8 Par décision du 23 avril 2019 (ci-après la «décision attaquée»), la division d’opposition a accueilli l’opposition et a rejeté la demande contestée dans son intégralité. Elle a, en particulier, motivé sa décision comme suit:
– L’examen de l’opposition au regard de la marque de l’Union européenne antérieure no 5 150 446 pour la marque verbale «STAR TREK» a été examiné.

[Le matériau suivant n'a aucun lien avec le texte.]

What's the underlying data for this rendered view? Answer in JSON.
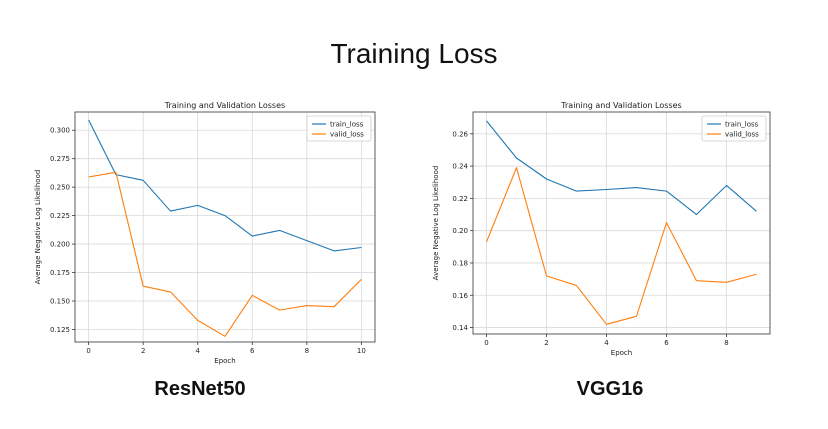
{
  "page_title": "Training Loss",
  "models": [
    "ResNet50",
    "VGG16"
  ],
  "chart_data": [
    {
      "type": "line",
      "title": "Training and Validation Losses",
      "xlabel": "Epoch",
      "ylabel": "Average Negative Log Likelihood",
      "x": [
        0,
        1,
        2,
        3,
        4,
        5,
        6,
        7,
        8,
        9,
        10
      ],
      "xticks": [
        0,
        2,
        4,
        6,
        8,
        10
      ],
      "xlim": [
        -0.5,
        10.5
      ],
      "yticks": [
        0.125,
        0.15,
        0.175,
        0.2,
        0.225,
        0.25,
        0.275,
        0.3
      ],
      "ytick_labels": [
        "0.125",
        "0.150",
        "0.175",
        "0.200",
        "0.225",
        "0.250",
        "0.275",
        "0.300"
      ],
      "ylim": [
        0.114,
        0.316
      ],
      "grid": true,
      "legend_position": "top-right",
      "series": [
        {
          "name": "train_loss",
          "color": "#1f77b4",
          "values": [
            0.309,
            0.261,
            0.256,
            0.229,
            0.234,
            0.225,
            0.207,
            0.212,
            0.203,
            0.194,
            0.197
          ]
        },
        {
          "name": "valid_loss",
          "color": "#ff7f0e",
          "values": [
            0.259,
            0.263,
            0.163,
            0.158,
            0.133,
            0.119,
            0.155,
            0.142,
            0.146,
            0.145,
            0.169
          ]
        }
      ]
    },
    {
      "type": "line",
      "title": "Training and Validation Losses",
      "xlabel": "Epoch",
      "ylabel": "Average Negative Log Likelihood",
      "x": [
        0,
        1,
        2,
        3,
        4,
        5,
        6,
        7,
        8,
        9
      ],
      "xticks": [
        0,
        2,
        4,
        6,
        8
      ],
      "xlim": [
        -0.45,
        9.45
      ],
      "yticks": [
        0.14,
        0.16,
        0.18,
        0.2,
        0.22,
        0.24,
        0.26
      ],
      "ytick_labels": [
        "0.14",
        "0.16",
        "0.18",
        "0.20",
        "0.22",
        "0.24",
        "0.26"
      ],
      "ylim": [
        0.136,
        0.2735
      ],
      "grid": true,
      "legend_position": "top-right",
      "series": [
        {
          "name": "train_loss",
          "color": "#1f77b4",
          "values": [
            0.268,
            0.245,
            0.232,
            0.2245,
            0.2255,
            0.2267,
            0.2245,
            0.21,
            0.228,
            0.212
          ]
        },
        {
          "name": "valid_loss",
          "color": "#ff7f0e",
          "values": [
            0.193,
            0.239,
            0.172,
            0.166,
            0.142,
            0.147,
            0.205,
            0.169,
            0.168,
            0.173
          ]
        }
      ]
    }
  ]
}
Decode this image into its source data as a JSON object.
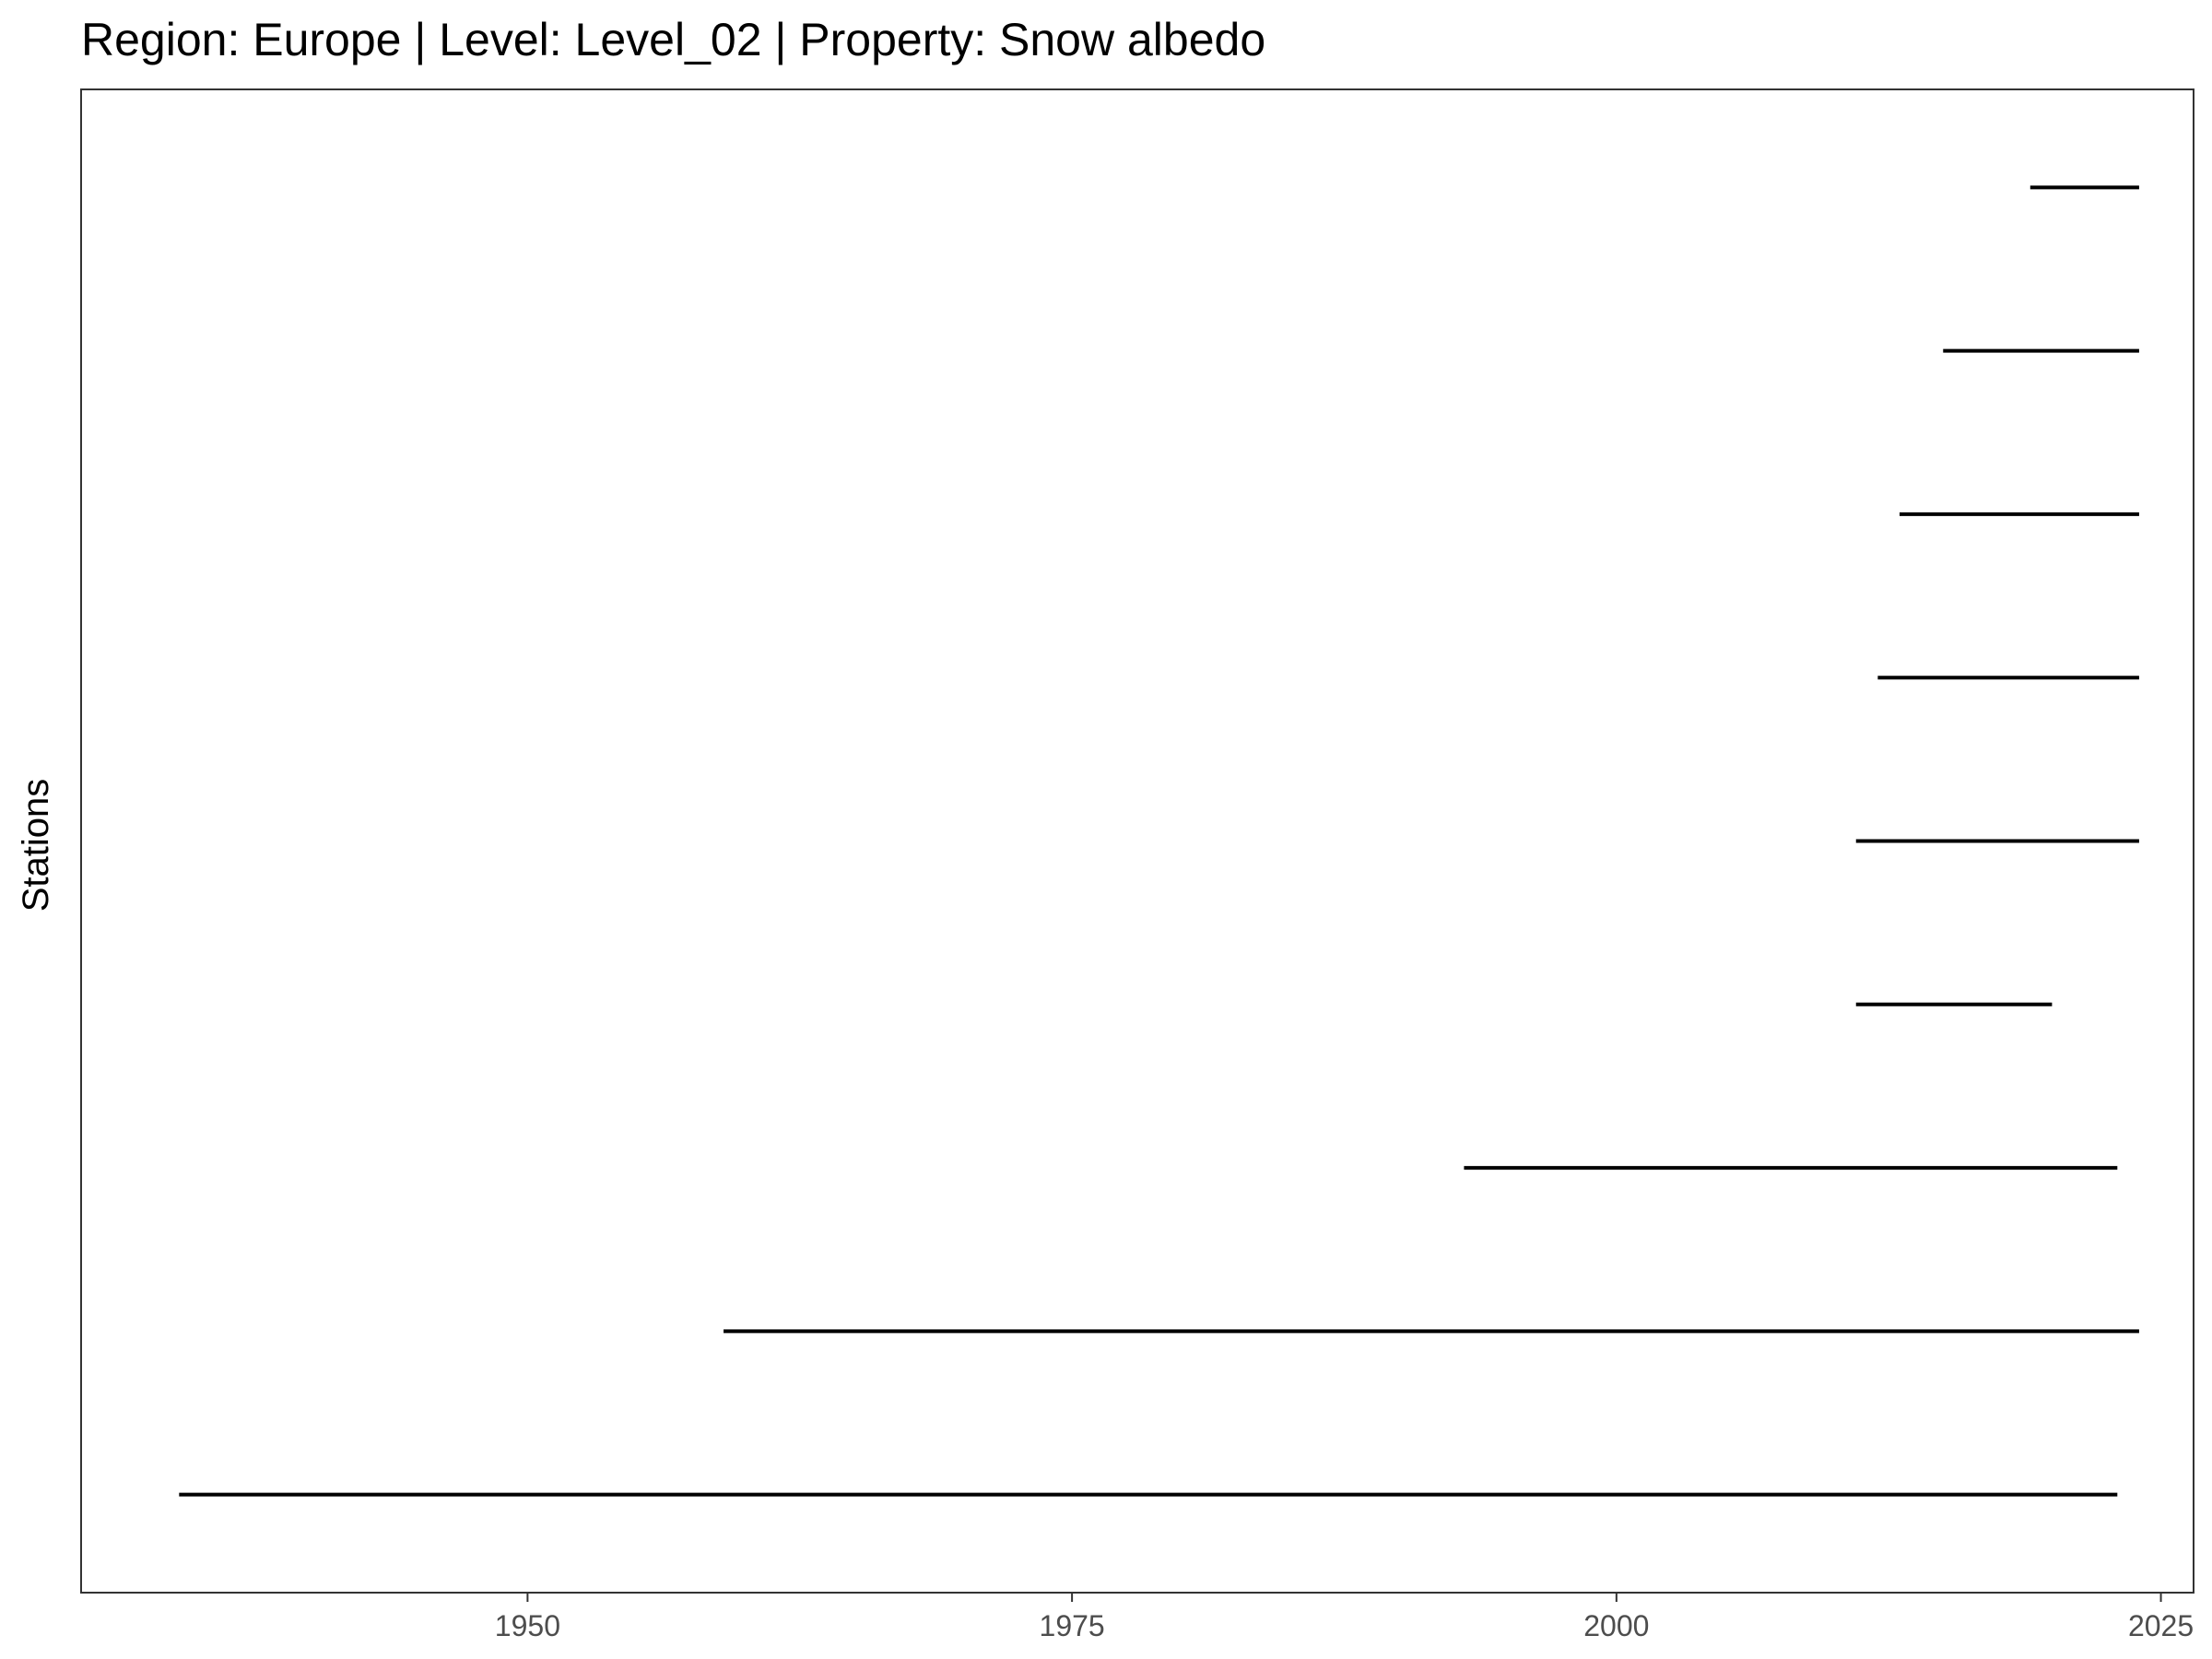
{
  "chart_data": {
    "type": "timeline",
    "title": "Region: Europe | Level: Level_02 | Property: Snow albedo",
    "xlabel": "",
    "ylabel": "Stations",
    "xlim": [
      1929.5,
      2026.5
    ],
    "xticks": [
      1950,
      1975,
      2000,
      2025
    ],
    "grid": false,
    "colors": {
      "segment": "#000000",
      "panel_border": "#333333",
      "tick_label": "#4d4d4d"
    },
    "segments": [
      {
        "start": 1934,
        "end": 2023
      },
      {
        "start": 1959,
        "end": 2024
      },
      {
        "start": 1993,
        "end": 2023
      },
      {
        "start": 2011,
        "end": 2020
      },
      {
        "start": 2011,
        "end": 2024
      },
      {
        "start": 2012,
        "end": 2024
      },
      {
        "start": 2013,
        "end": 2024
      },
      {
        "start": 2015,
        "end": 2024
      },
      {
        "start": 2019,
        "end": 2024
      }
    ]
  }
}
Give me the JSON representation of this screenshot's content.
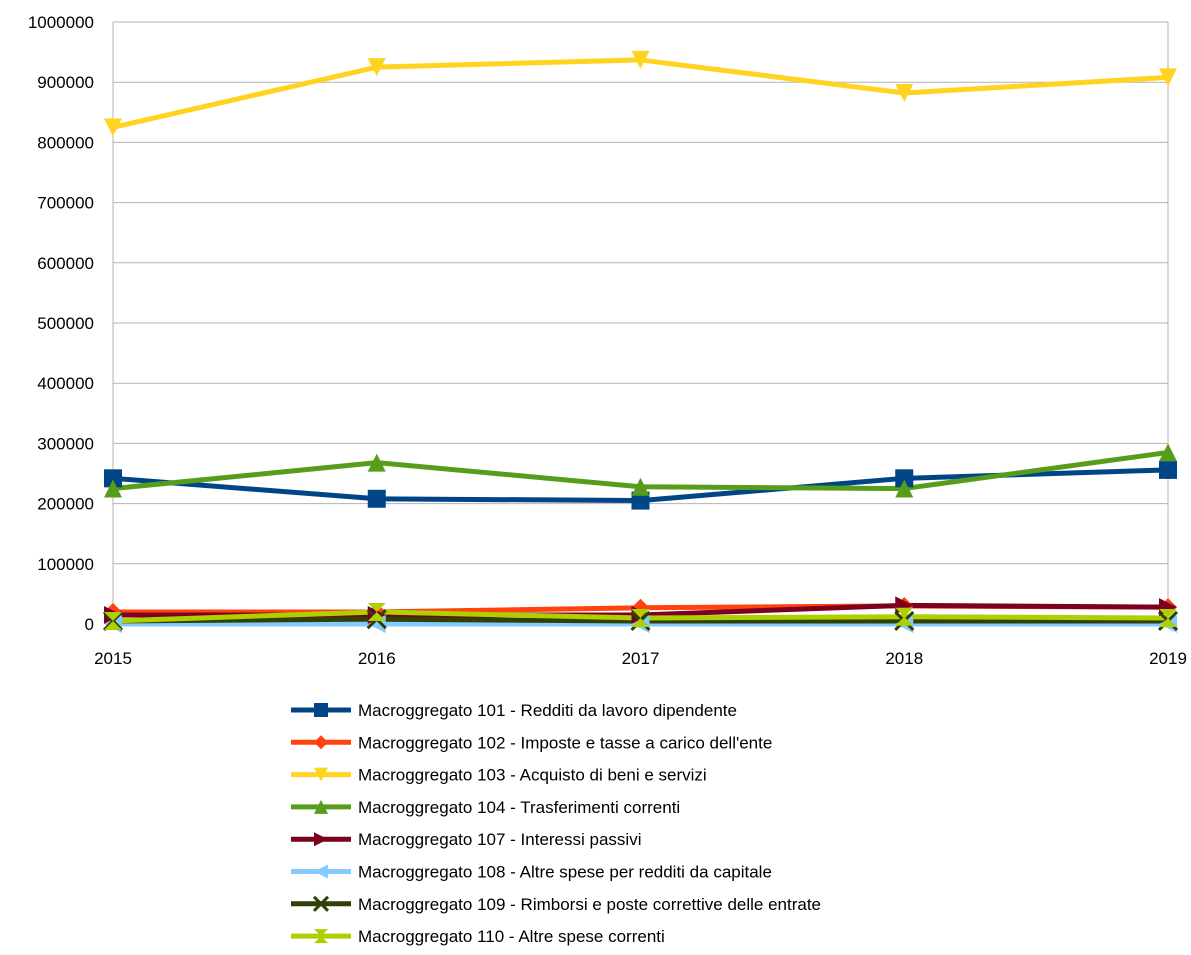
{
  "chart_data": {
    "type": "line",
    "title": "",
    "xlabel": "",
    "ylabel": "",
    "x": [
      "2015",
      "2016",
      "2017",
      "2018",
      "2019"
    ],
    "ylim": [
      0,
      1000000
    ],
    "yticks": [
      0,
      100000,
      200000,
      300000,
      400000,
      500000,
      600000,
      700000,
      800000,
      900000,
      1000000
    ],
    "ytick_labels": [
      "0",
      "100000",
      "200000",
      "300000",
      "400000",
      "500000",
      "600000",
      "700000",
      "800000",
      "900000",
      "1000000"
    ],
    "grid": "horizontal",
    "legend_position": "bottom",
    "series": [
      {
        "name": "Macroggregato 101 - Redditi da lavoro dipendente",
        "color": "#004586",
        "marker": "square",
        "values": [
          242000,
          208000,
          205000,
          242000,
          256000
        ]
      },
      {
        "name": "Macroggregato 102 - Imposte e tasse a carico dell'ente",
        "color": "#ff420e",
        "marker": "diamond",
        "values": [
          20000,
          20000,
          27000,
          30000,
          28000
        ]
      },
      {
        "name": "Macroggregato 103 - Acquisto di beni e servizi",
        "color": "#ffd320",
        "marker": "triangle-down",
        "values": [
          825000,
          925000,
          937000,
          882000,
          908000
        ]
      },
      {
        "name": "Macroggregato 104 - Trasferimenti correnti",
        "color": "#579d1c",
        "marker": "triangle-up",
        "values": [
          225000,
          268000,
          228000,
          225000,
          285000
        ]
      },
      {
        "name": "Macroggregato 107 - Interessi passivi",
        "color": "#7e0021",
        "marker": "triangle-right",
        "values": [
          15000,
          15000,
          15000,
          31000,
          28000
        ]
      },
      {
        "name": "Macroggregato 108 - Altre spese per redditi da capitale",
        "color": "#83caff",
        "marker": "triangle-left",
        "values": [
          0,
          0,
          0,
          0,
          0
        ]
      },
      {
        "name": "Macroggregato 109 - Rimborsi e poste correttive delle entrate",
        "color": "#314004",
        "marker": "x",
        "values": [
          5000,
          8000,
          5000,
          5000,
          5000
        ]
      },
      {
        "name": "Macroggregato 110 - Altre spese correnti",
        "color": "#aecf00",
        "marker": "hourglass",
        "values": [
          5000,
          20000,
          10000,
          12000,
          10000
        ]
      }
    ]
  }
}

– La marque contestée a été déposée le 26 janvier 2018 . Par conséquent, il a été demandé à l’opposante de prouver que la marque antérieure avait acquis une renommée dans l’UE avant cette date.
– Les preuves produites, en particulier les pièces 8, 27 et 38, indiquent que la marque antérieure a été utilisée depuis longtemps et que son évolution sur le marché de l’Union européenne a été suivie, au moins par une partie substantielle du public, en France, en Allemagne et au Royaume-Uni. Les chiffres des recettes de la case bureau en 2009, 2013 et 2016 de la pièce 12 confirment l’intérêt de la série portant le signe antérieur, la grande réponse du public avant les premieres cinématographiques et la grande diffusion auprès du public. L’opposante a prouvé la renommée de la marque antérieure. Elle n’a toutefois pas prouvé la renommée de tous les produits et services enregistrés, mais uniquement des produits «films cinématographiques» auxquels se rapportent la plupart des preuves.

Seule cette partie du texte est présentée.